Comme dans Rêve de garçons, l'auteur déploie des réalités américaines communes, des routines usantes, une galerie de personnages proches du rongeur dans sa roue, pour mieux en indiquer la facticité. À croire que la vie, loin d'être une scène, est un marais, une tourbière qui avale lentement mais sûrement. Bien sûr, n'est pas « revenant » celui qu'on croie, pas le cher disparu mais bien plutôt le malheureux vivant. Craig et Nicole, Perry l'ami boy-scout, Josie la garce, la prof mère de famille, la prof lesbienne, ce sont tous des ombres condamnés à répéter les mêmes moments de leurs vies. Des esquisses. Forcément, me direz-vous, ce sont des personnages de roman, allégorie, caverne, tout ça, tout ça… En tant qu'imitation de vrais gens, ils sont la moitié de ce qu'ils pourraient être (oui, je sais que ce n'est pas français, il est 2h05 je n'ai pas mieux sous la main), ce qui fait sens ; en tant que créations littéraires, hmmmm… aussi, ce qui pose un problème. À moi, du moins, car je n'ai trouvé à aucun moment cette ribambelle signifiante – ce qui est bien dommage, car c'est plutôt mon type, d'habitude, les ombres de soi-même et je trouve cela évocateur. Ce sont des types, des emplois, pour filer la métaphore théâtrale. L'Ami méritant, la Pétasse, la Mère de Famille Harassée, l'Amoureux...
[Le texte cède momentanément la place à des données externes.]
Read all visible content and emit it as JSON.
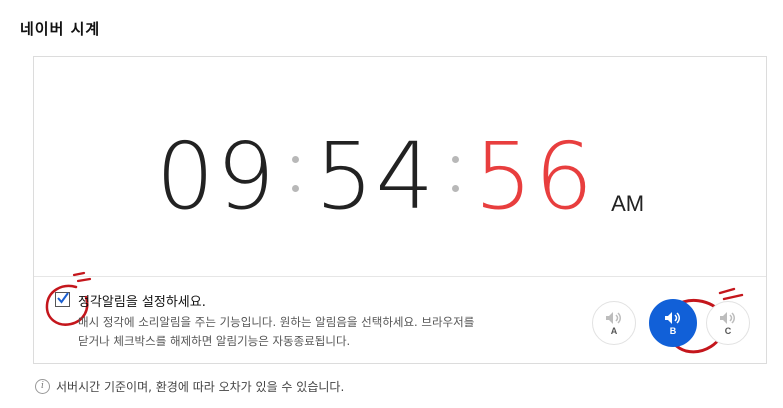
{
  "page": {
    "title": "네이버 시계"
  },
  "clock": {
    "hours": "09",
    "minutes": "54",
    "seconds": "56",
    "ampm": "AM",
    "seconds_color": "#e83e3e"
  },
  "alarm": {
    "checked": true,
    "label": "정각알림을 설정하세요.",
    "description_line1": "매시 정각에 소리알림을 주는 기능입니다. 원하는 알림음을 선택하세요. 브라우저를",
    "description_line2": "닫거나 체크박스를 해제하면 알림기능은 자동종료됩니다.",
    "sounds": [
      {
        "label": "A",
        "selected": false
      },
      {
        "label": "B",
        "selected": true
      },
      {
        "label": "C",
        "selected": false
      }
    ],
    "accent_color": "#1160d8"
  },
  "footer": {
    "icon": "info-icon",
    "note": "서버시간 기준이며, 환경에 따라 오차가 있을 수 있습니다."
  }
}
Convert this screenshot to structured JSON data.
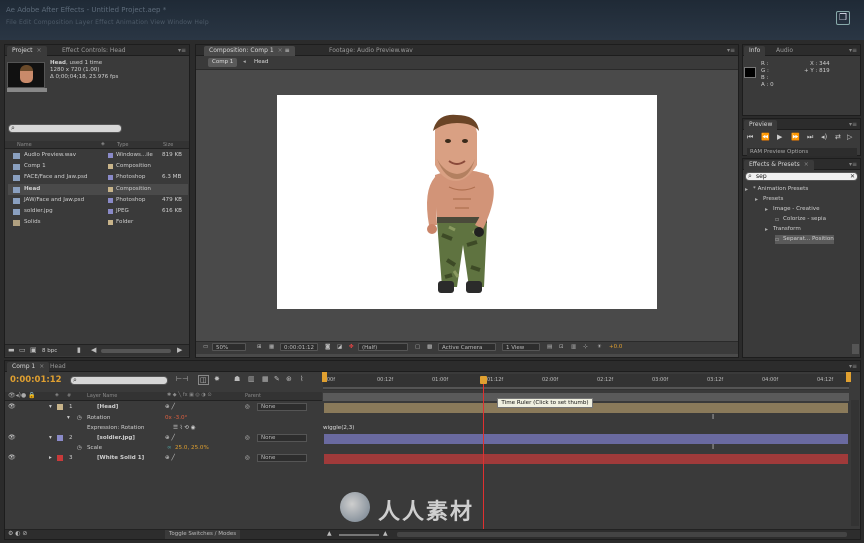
{
  "app": {
    "title_faint": "Ae Adobe After Effects - Untitled Project.aep *",
    "menu_faint": "File   Edit   Composition   Layer   Effect   Animation   View   Window   Help"
  },
  "project_panel": {
    "tabs": [
      "Project",
      "Effect Controls: Head"
    ],
    "selected_name": "Head",
    "selected_used": ", used 1 time",
    "selected_size": "1280 x 720 (1.00)",
    "selected_duration": "Δ 0;00;04;18, 23.976 fps",
    "columns": [
      "Name",
      "Type",
      "Size"
    ],
    "items": [
      {
        "name": "Audio Preview.wav",
        "type": "Windows...ile",
        "size": "819 KB",
        "label_color": "#8a8ac8",
        "icon": "audio-file-icon"
      },
      {
        "name": "Comp 1",
        "type": "Composition",
        "size": "",
        "label_color": "#c8b48a",
        "icon": "composition-icon"
      },
      {
        "name": "FACE/Face and Jaw.psd",
        "type": "Photoshop",
        "size": "6.3 MB",
        "label_color": "#8a8ac8",
        "icon": "photoshop-file-icon"
      },
      {
        "name": "Head",
        "type": "Composition",
        "size": "",
        "label_color": "#c8b48a",
        "icon": "composition-icon",
        "selected": true
      },
      {
        "name": "JAW/Face and Jaw.psd",
        "type": "Photoshop",
        "size": "479 KB",
        "label_color": "#8a8ac8",
        "icon": "photoshop-file-icon"
      },
      {
        "name": "soldier.jpg",
        "type": "JPEG",
        "size": "616 KB",
        "label_color": "#8a8ac8",
        "icon": "image-file-icon"
      },
      {
        "name": "Solids",
        "type": "Folder",
        "size": "",
        "label_color": "#c8b48a",
        "icon": "folder-icon"
      }
    ],
    "bpc": "8 bpc"
  },
  "composition_panel": {
    "tabs": [
      "Composition: Comp 1",
      "Footage: Audio Preview.wav"
    ],
    "breadcrumb": [
      "Comp 1",
      "Head"
    ],
    "zoom": "50%",
    "timecode": "0:00:01:12",
    "resolution": "(Half)",
    "camera": "Active Camera",
    "view": "1 View",
    "exposure": "+0.0"
  },
  "info_panel": {
    "tabs": [
      "Info",
      "Audio"
    ],
    "r": "R :",
    "g": "G :",
    "b": "B :",
    "a": "A : 0",
    "x": "X : 344",
    "y": "+ Y : 819"
  },
  "preview_panel": {
    "tab": "Preview",
    "ram_options": "RAM Preview Options"
  },
  "effects_panel": {
    "tab": "Effects & Presets",
    "search_value": "sep",
    "tree": [
      {
        "label": "* Animation Presets",
        "indent": 0
      },
      {
        "label": "Presets",
        "indent": 1
      },
      {
        "label": "Image - Creative",
        "indent": 2
      },
      {
        "label": "Colorize - sepia",
        "indent": 3
      },
      {
        "label": "Transform",
        "indent": 2
      },
      {
        "label": "Separat... Position",
        "indent": 3,
        "selected": true
      }
    ]
  },
  "timeline": {
    "tabs": [
      "Comp 1",
      "Head"
    ],
    "timecode": "0:00:01:12",
    "columns": [
      "#",
      "Layer Name",
      "Parent"
    ],
    "ticks": [
      "0:00f",
      "00:12f",
      "01:00f",
      "01:12f",
      "02:00f",
      "02:12f",
      "03:00f",
      "03:12f",
      "04:00f",
      "04:12f"
    ],
    "layers": [
      {
        "num": "1",
        "name": "[Head]",
        "parent": "None",
        "label_color": "#c8b48a",
        "bar_color": "#8a7a5a"
      },
      {
        "num": "2",
        "name": "[soldier.jpg]",
        "parent": "None",
        "label_color": "#8a8ac8",
        "bar_color": "#6a6aa0"
      },
      {
        "num": "3",
        "name": "[White Solid 1]",
        "parent": "None",
        "label_color": "#c83a3a",
        "bar_color": "#a03a3a"
      }
    ],
    "rotation_label": "Rotation",
    "rotation_value": "0x -3.0°",
    "expression_label": "Expression: Rotation",
    "expression_text": "wiggle(2,3)",
    "scale_label": "Scale",
    "scale_value": "25.0, 25.0%",
    "tooltip": "Time Ruler (Click to set thumb)",
    "footer": "Toggle Switches / Modes",
    "time_position": 0.305
  },
  "watermark": "人人素材"
}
Le roman emprunte la forme du roman-chorale, doublée du roman policier, mais de loin et on voit un peu les coutures. Parlant de construction, l'alternance passé/présent de part et d'autre de l'accident dont le récit reste lacunaire est plutôt une bonne solution (y en avait-il vraiment d'autre ?) mais elle induit des cliffhangers perpétuels assez lourds, d'autant que les chapitres sont courts et partant, nombreux. Encore une couture, j'imagine, genre le roman qui se désigne lui-même comme un mauvais roman policier, à moins que ce soit juste de la maladresse, je n'en sais rien mais je vais être optimiste. Je suis tombée il y a quelques temps sur une interview de l'auteur par François Busnel pour la Grande Librairie, où celle-ci indique s'attacher aux images, plus qu'au langage en lui-même, ce que je m'attendais à retrouver ici. Ooops. Est-ce une question de traduction ? Je ne dis pas que c'est mal écrit, ou plat, ou que sais-je. Au contraire, les 400 premières pages sont passées en un clin d'oeil – comme une très longue bande annonce, peut-être. On se retrouve facilement pris dans le flot, dans le gruau de ces petites vies qui flirtent bien malgré elles avec l'anormal. Je dis bien : anormal, car si Kasischke entreprend le motif du fantôme, c'est en tant que révélateur, image en creux, pas tant pour sa capacité à étendre (les frontières du) réel que pour en souligner les manquements. le revenant, dont je ne vais pas reprendre la polysémie, n'est pas un motif fantastique, un en-deçà et pas un au-delà du réel (oui, j'arrête avec les jeux de mots téléphonés). Pour résumer, si vous cherchez une histoire de fantômes, merci de repasser plus tard et ailleurs.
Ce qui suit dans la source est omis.